Someone makes a mistake: that person is probably the person best qualified to devise and implement the solution. Ergo, when someone comes to me with a mistake, my first response (after the “oops,” “omg,” or “holy cr*p!”) is usually “well, what would you suggest we do?” And we figure it out together.
This teaches practical skills and problem-solving and is a compelling and resonant example of the trust you are placing in your team. This makes what you have been saying tangible and makes you trustworthy to them.
And, pertinent to what I was saying, above; should one of the team come under fire for a real or perceived error, the immediate response of the Producer is to stand by his team and take any heat, resolving direct responsibility issues offline and in private.
If your team knows you will stand by them, they will go the extra mile for you, push their own envelopes and take considered (and some not-so-considered) risks in the pursuit of higher standards of storytelling and production.
I want to underscore the Responsibilities of the Producer from last week by reprinting the comment from Ben Tripp, brilliant artist and author…
“The one-point-of-contact thing really is critical.

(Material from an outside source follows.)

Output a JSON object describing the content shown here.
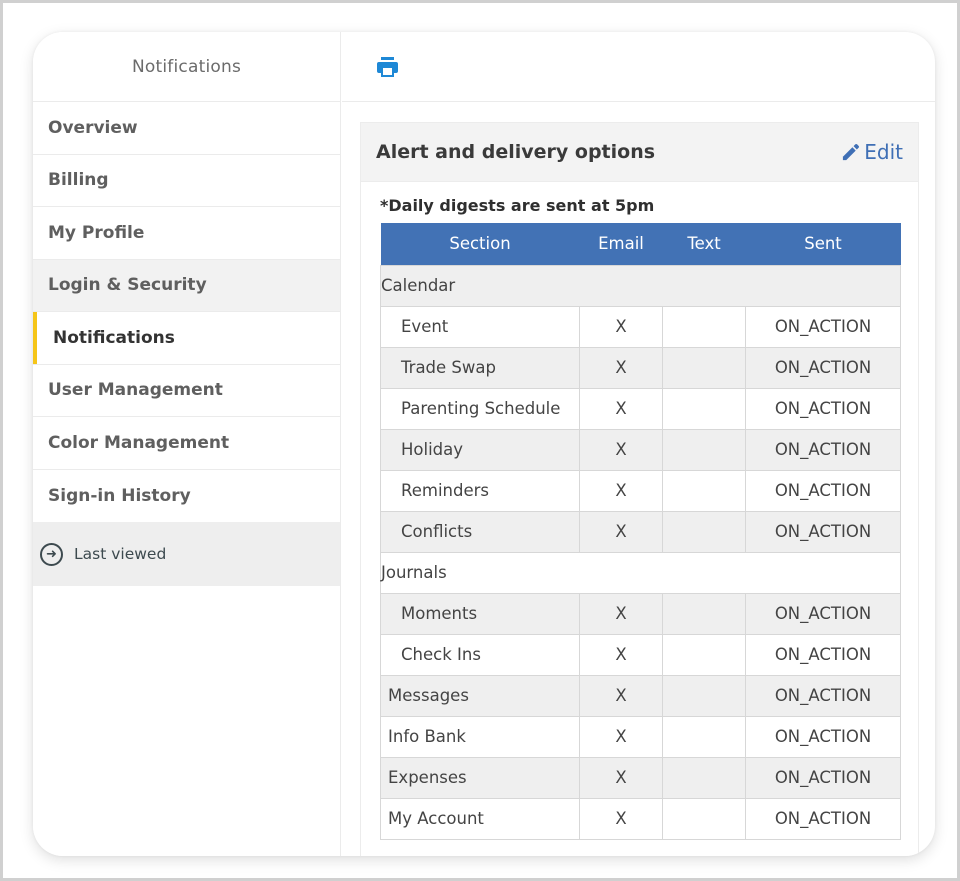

A couple of other things that happen with diffuse communication:
Conflicting critiques — a couple of executives may have directly contradictory opinions. They deliver their reactions independently and expect results. This leads to creatives acting as liaisons, taking sides, or believing the process had broken down (which it has).
In addition, specialists can create difficulties by delivering their criteria without regard for the rest of the show — I was once on an entertainment project in which the PM gave equal voice to a guy way upstream whose central role was leasing real estate. So the entire design ended up geared to making it really easy to swap out retail tenants.

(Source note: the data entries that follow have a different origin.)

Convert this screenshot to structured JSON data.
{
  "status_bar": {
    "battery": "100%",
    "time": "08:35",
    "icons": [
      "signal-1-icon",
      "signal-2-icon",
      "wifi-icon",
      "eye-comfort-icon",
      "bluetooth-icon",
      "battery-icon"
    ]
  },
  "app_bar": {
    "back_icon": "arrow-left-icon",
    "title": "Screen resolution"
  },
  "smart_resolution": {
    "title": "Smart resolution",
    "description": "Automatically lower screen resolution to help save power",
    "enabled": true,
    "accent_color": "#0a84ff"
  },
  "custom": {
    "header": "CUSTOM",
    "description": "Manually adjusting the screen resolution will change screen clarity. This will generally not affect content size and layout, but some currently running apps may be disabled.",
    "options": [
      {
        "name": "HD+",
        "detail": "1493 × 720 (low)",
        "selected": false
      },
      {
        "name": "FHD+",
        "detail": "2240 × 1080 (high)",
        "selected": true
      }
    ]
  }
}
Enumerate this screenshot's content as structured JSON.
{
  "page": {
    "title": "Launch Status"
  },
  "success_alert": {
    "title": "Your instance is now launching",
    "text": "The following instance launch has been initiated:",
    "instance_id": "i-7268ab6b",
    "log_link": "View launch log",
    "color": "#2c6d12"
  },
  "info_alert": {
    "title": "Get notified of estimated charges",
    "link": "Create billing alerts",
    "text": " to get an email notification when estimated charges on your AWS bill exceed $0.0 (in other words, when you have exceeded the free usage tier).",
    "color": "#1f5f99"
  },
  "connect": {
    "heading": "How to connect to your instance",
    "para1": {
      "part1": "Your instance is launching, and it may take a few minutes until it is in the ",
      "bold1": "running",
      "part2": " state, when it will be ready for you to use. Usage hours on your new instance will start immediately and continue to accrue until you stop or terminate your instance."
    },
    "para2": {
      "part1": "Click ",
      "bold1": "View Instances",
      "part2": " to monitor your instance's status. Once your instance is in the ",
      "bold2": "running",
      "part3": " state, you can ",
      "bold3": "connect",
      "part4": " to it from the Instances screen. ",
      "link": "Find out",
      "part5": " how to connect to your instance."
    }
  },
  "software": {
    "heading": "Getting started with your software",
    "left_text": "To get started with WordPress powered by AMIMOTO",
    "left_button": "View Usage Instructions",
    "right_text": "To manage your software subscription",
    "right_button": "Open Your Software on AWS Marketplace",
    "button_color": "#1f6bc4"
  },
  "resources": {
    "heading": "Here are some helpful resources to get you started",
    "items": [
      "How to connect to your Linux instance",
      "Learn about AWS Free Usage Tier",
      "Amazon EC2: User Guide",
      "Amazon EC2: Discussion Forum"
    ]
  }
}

You need communication to flow through the point man — the filter.”
Time and again, I see weak producers taking opinions from far too many others; not trusting professional instincts enough to take responsibility for the result. Go out on a limb, dammit, and stand behind your beliefs, your instincts, what you trust in your heart.
To illustrate, I am going to repeat an anecdote I’ve cited, before, in this space…

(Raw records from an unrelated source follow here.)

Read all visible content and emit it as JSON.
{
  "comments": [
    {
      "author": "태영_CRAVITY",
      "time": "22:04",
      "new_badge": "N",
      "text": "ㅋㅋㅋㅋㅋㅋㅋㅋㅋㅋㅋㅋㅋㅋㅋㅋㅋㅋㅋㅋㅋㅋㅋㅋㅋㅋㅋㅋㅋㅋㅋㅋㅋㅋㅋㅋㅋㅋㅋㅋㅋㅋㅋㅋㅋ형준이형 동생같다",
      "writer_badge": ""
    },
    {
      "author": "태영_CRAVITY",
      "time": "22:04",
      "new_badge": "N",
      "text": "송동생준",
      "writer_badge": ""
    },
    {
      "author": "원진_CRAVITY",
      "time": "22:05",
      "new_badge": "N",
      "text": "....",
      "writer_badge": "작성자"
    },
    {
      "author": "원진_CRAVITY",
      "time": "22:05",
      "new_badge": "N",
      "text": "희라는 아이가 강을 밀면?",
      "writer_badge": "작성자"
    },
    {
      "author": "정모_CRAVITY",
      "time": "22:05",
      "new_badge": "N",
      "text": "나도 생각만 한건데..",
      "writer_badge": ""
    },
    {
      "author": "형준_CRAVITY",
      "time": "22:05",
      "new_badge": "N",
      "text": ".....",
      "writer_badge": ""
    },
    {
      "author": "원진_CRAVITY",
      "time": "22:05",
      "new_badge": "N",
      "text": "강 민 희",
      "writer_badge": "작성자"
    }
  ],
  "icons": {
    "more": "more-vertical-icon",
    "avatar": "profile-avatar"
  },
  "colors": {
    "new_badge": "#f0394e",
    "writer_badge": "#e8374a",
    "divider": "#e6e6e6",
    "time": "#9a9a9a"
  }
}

Twenty years ago, in the final months of run-up to one of my first globally-visible ceremonial spectacles, the Board of Directors suddenly began to second-guess and challenge my concept and the execution of it (because, as you know, everyone’s a Producer). I spent many a sleepless night exploring the course I should take. Finally, winnowed it down to this crux:
- If I capitulated and caved, if I made the changes the Board was seeking, and the production was a failure, I’d have nothing…just the fact of the empty failure on my shoulders.
- If, on the other hand, I stuck to my vision, refused to capitulate and held the line…and the production was a failure, then I would at least know that I’d been wrong…and that had to be enough for me.
I decided that it would be enough. Knowing I had been wrong in my vision would have been far better than having only the failure to my credit with nothing learned. I would also have had to live with having relinquished my integrity and forsaken what I knew in my heart was right.
…and, by the way, the production was a smashing, paradigm-shifting success. Just sayin’…
Trust yourself, and stand by yourself. Don’t cave to the armchair experts; irrespective of how convinced they are that they are right.
Remember, you are vested with the result, with realizing the vision, with knowing how best to manifest the idea. You cave and it bombs, you’ll be blamed. At least be able to own your bombs…do that, and you’ll have far fewer, if any, of ‘em.
Imho.
Meanwhile, feel free to download my eBook, “imho,” for iPad from the iBook Store – No charge to the Adventurous.
I agree with everything you said, especially the part I’m in. But what the world needs is more producers who are aware of what you describe. It should be industry standard, not a rare treat. And by rare treat, I mean you, of course.
Excellent article on leadership and the role of the team leader! Thank you again for your insight and examples.